August 7, 2008 / 1092
Genre: Science-Fiction/Fantasy
Starring: David Duchovny, Gillian Anderson, Amanda Peet, Xzibit, Billy Connolly
Director: Chris Carter
Screenwriter: Chris Carter, Frank Spotnitz
Producer: Chris Carter, Frank Spotnitz
Composer: Mark Snow
RAW REVIEW
One of the worst films of the summer.
UK, July 29, 2008 - What a waste of time. The second X-Files movie installment limps onto UK screens this week, and a viewing of the film begs one, obvious question: why the hell did they bother?
This tedious effort begins six years after the finale of the TV series, with Scully these days working as a doctor in a church hospital, and Mulder now a paranoid recluse (wasn’t he always?) still searching for his missing sister.
Meanwhile nearby a local FBI agent has gone missing, with the only source of clues Billy Connelly’s seemingly psychic pedophile priest ‘Father Joe’. Despite having been kicked out of the bureau, Mulder is bought back into the fold because of his expertise with paranormal cases, and he persuades Scully to help him.
Without revealing any more, the plot managed to anger, unintentionally amuse and then finally bore us to tears during the interminable 100 minute running time. Imagine a really, really below-par X-Files TV episode painfully and unnaturally contorted and stretched into a feature-length production and you’re getting close to the horrible, bleak reality of I want to Believe.
It’s clear that scribe Frank Spotnitz and writer/director/series creator Chris Carter intended the film to be like an extra-scary, extended ‘monster-of-the-week’ episode - one that would appeal to both the film’s loyal fan-base and the younger movie-going generation who missed out on Mulder and Scully’s antics first time around.
In doing so however, they forgot the very basics of what made these episodes so phenomenally successful - at its best the show was thrilling, spooky and often terrifying - three qualities utterly absent from this dramatically and narratively bereft update.
Everything about the film feels rushed and cheap; from the deliberately smoky and dark settings (naturally filmed in Vancouver) and the confusing, shaky-cam chase sequences to the mediocre, low-rent supporting cast (including the likes of Xhibit and Amanda Peet).
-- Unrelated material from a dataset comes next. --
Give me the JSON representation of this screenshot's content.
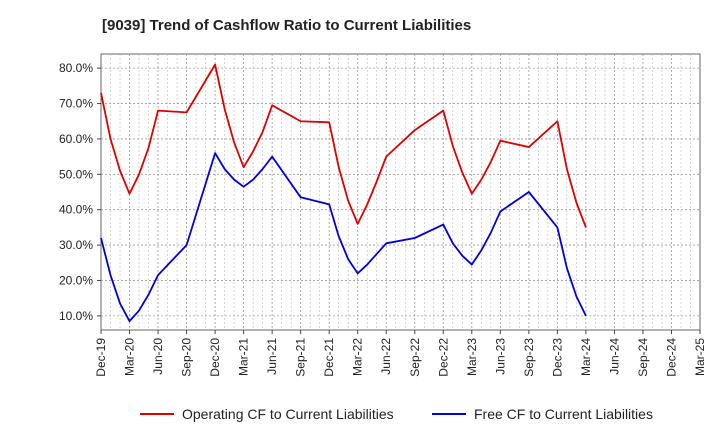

And we haven’t even mentioned the two-headed dog yet…
Gillian Anderson and David Duchovny do their best - the pair naturally still share an amazing on-screen chemistry, and through a combination of considerable acting talent and residual audience affection for their characters do manage to imbue proceedings with some emotional resonance.
TRAILER
Nevertheless, its no exaggeration to say that without their presence - and the words ‘X’ and ‘Files’ in the title - I want to Believe would have been a third-rate, made-for-TV horror thriller. That a pederast preist, (who “buggered 37 altar boys” according to Scully) ends the most well-drawn, sympathetic character, tells you all you need to know about how much of a colossal, ill-judged and badly-executed mis-step this movie is.